- Kjetil Olsen
- Chief Economist, Nordea Norway
Since interest rates started rising a couple of years ago, many have believed that they were about to peak and the policy rate would soon be cut again. However, the peak level has been raised and steadily put off due to stronger price pressures and a more resilient economy than expected. Now it looks like Norges Bank’s policy rate is close to peaking again. We think it will most likely peak in September at 4.25%, but we cannot rule out a slightly higher peak. In our view, a much weaker NOK is the biggest risk factor for an even higher interest rate peak than we estimate at present. A new sharp NOK weakening will add to price pressures and could trigger stronger wage growth. Norges Bank still worries that growth in prices and wages could take hold at an elevated level, although growth and economic pressures should abate going forward and unemployment will rise.
Many expect that the policy rate will be cut as soon as unemployment starts to rise. Norges Bank has long predicted a rise in unemployment, but despite an expected rise from the current 1.9% to almost 2.5% towards end-2024, the central bank’s interest rate forecast only shows a marginally lower interest rate from the end of next year. Norges Bank does not forecast a drop in inflation towards 2% until end-2026, when the policy rate is expected to be around 3%.

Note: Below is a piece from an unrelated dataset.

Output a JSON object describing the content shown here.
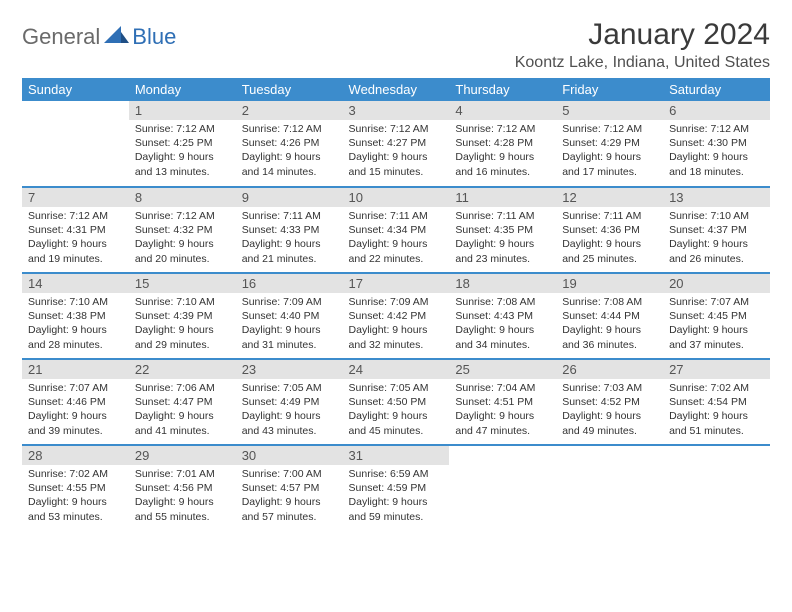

A / Norges Bank will assess rate cut if unemployment rises more than expected
Registered unemployment, %
B / In this scenario the policy rate will be cut faster, but not as much as during the coronavirus pandemic
Policy rate, %
Even in the case of a severe downturn in the Norwegian economy, Norges Bank would proceed at a moderate pace.

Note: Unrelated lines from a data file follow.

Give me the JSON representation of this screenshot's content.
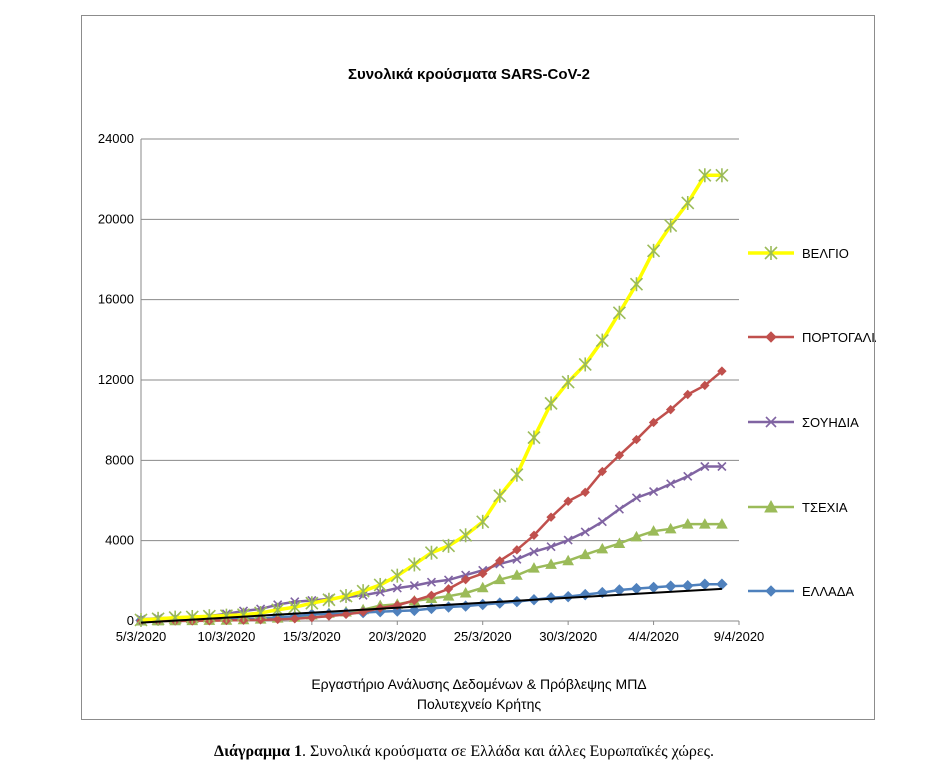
{
  "chart_data": {
    "type": "line",
    "title": "Συνολικά κρούσματα SARS-CoV-2",
    "source_lines": [
      "Εργαστήριο Ανάλυσης Δεδομένων & Πρόβλεψης ΜΠΔ",
      "Πολυτεχνείο Κρήτης"
    ],
    "x_ticks": [
      "5/3/2020",
      "10/3/2020",
      "15/3/2020",
      "20/3/2020",
      "25/3/2020",
      "30/3/2020",
      "4/4/2020",
      "9/4/2020"
    ],
    "x_start": "5/3/2020",
    "x_end": "9/4/2020",
    "ylim": [
      0,
      24000
    ],
    "y_ticks": [
      0,
      4000,
      8000,
      12000,
      16000,
      20000,
      24000
    ],
    "grid": "horizontal",
    "legend_position": "right",
    "x": [
      "5/3/2020",
      "6/3/2020",
      "7/3/2020",
      "8/3/2020",
      "9/3/2020",
      "10/3/2020",
      "11/3/2020",
      "12/3/2020",
      "13/3/2020",
      "14/3/2020",
      "15/3/2020",
      "16/3/2020",
      "17/3/2020",
      "18/3/2020",
      "19/3/2020",
      "20/3/2020",
      "21/3/2020",
      "22/3/2020",
      "23/3/2020",
      "24/3/2020",
      "25/3/2020",
      "26/3/2020",
      "27/3/2020",
      "28/3/2020",
      "29/3/2020",
      "30/3/2020",
      "31/3/2020",
      "1/4/2020",
      "2/4/2020",
      "3/4/2020",
      "4/4/2020",
      "5/4/2020",
      "6/4/2020",
      "7/4/2020",
      "8/4/2020"
    ],
    "series": [
      {
        "name": "ΒΕΛΓΙΟ",
        "color": "#ffff00",
        "marker": "star",
        "values": [
          50,
          109,
          169,
          200,
          239,
          267,
          314,
          399,
          559,
          689,
          886,
          1058,
          1243,
          1486,
          1795,
          2257,
          2815,
          3401,
          3743,
          4269,
          4937,
          6235,
          7284,
          9134,
          10836,
          11899,
          12775,
          13964,
          15348,
          16770,
          18431,
          19691,
          20814,
          22194,
          22194
        ]
      },
      {
        "name": "ΠΟΡΤΟΓΑΛΙΑ",
        "color": "#c0504d",
        "marker": "diamond",
        "values": [
          0,
          0,
          2,
          5,
          10,
          30,
          41,
          59,
          78,
          112,
          169,
          245,
          331,
          448,
          642,
          785,
          1020,
          1280,
          1600,
          2060,
          2362,
          2995,
          3544,
          4268,
          5170,
          5962,
          6408,
          7443,
          8251,
          9034,
          9886,
          10524,
          11278,
          11730,
          12442
        ]
      },
      {
        "name": "ΣΟΥΗΔΙΑ",
        "color": "#8064a2",
        "marker": "cross",
        "values": [
          87,
          137,
          161,
          203,
          248,
          355,
          500,
          599,
          814,
          961,
          1022,
          1103,
          1190,
          1279,
          1439,
          1639,
          1763,
          1934,
          2046,
          2286,
          2526,
          2840,
          3069,
          3447,
          3700,
          4028,
          4435,
          4947,
          5568,
          6131,
          6443,
          6830,
          7206,
          7693,
          7693
        ]
      },
      {
        "name": "ΤΣΕΧΙΑ",
        "color": "#9bbb59",
        "marker": "triangle",
        "values": [
          3,
          8,
          12,
          19,
          31,
          38,
          63,
          94,
          141,
          189,
          298,
          383,
          450,
          560,
          765,
          833,
          995,
          1120,
          1236,
          1394,
          1654,
          2062,
          2279,
          2631,
          2817,
          3001,
          3308,
          3589,
          3858,
          4190,
          4472,
          4587,
          4822,
          4822,
          4822
        ]
      },
      {
        "name": "ΕΛΛΑΔΑ",
        "color": "#4f81bd",
        "marker": "diamond",
        "values": [
          31,
          45,
          66,
          73,
          84,
          89,
          99,
          117,
          190,
          228,
          331,
          352,
          387,
          418,
          464,
          495,
          530,
          624,
          695,
          743,
          821,
          892,
          966,
          1061,
          1156,
          1212,
          1314,
          1415,
          1544,
          1613,
          1673,
          1735,
          1755,
          1832,
          1832
        ]
      }
    ],
    "trendline": {
      "series": "ΕΛΛΑΔΑ",
      "color": "#000000",
      "start_value": -80,
      "end_value": 1600
    }
  },
  "caption": {
    "bold": "Διάγραμμα 1",
    "text": ". Συνολικά κρούσματα σε Ελλάδα και άλλες Ευρωπαϊκές χώρες."
  }
}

To speed up the interest rate cuts, either inflation will have to subside more quickly or the economic slowdown must be much more severe than in the baseline scenario. Inflation will abate next year, but with continued strong wage growth and the fallout from the NOK weakening, it will be a long time before underlying inflation is back in the vicinity of Norges Bank’s 2% inflation target. That is why we see a greater probability of a more severe economic downturn than a more rapid drop in inflation.
We have looked at a downside scenario where unemployment rises as much as during the financial crisis (see Chart A). There is uncertainty about the effects of the already implemented rate hikes, and in this scenario when the effects come they will be much stronger than assumed. But in this scenario the rate cuts will probably be more moderate than during the financial crisis. Firstly, it will take time before it becomes evident that economic trends are significantly weaker. A first rate cut is therefore not likely to occur until Q2 next year at the earliest. Furthermore, even if unemployment increases more than anticipated, price growth will still be well above the target. The central bank will therefore not be able to look exclusively at developments in the real economy, but will have to keep an eye on the strong inflation. This is how the current situation is different from the financial crisis. Also, the NOK will be vulnerable. Aggressive rate cuts would weaken the NOK considerably and lead to further upward price pressure. All in all, it will probably take a lot for Norges Bank to cut interest rates more than once per quarter in such a downside scenario.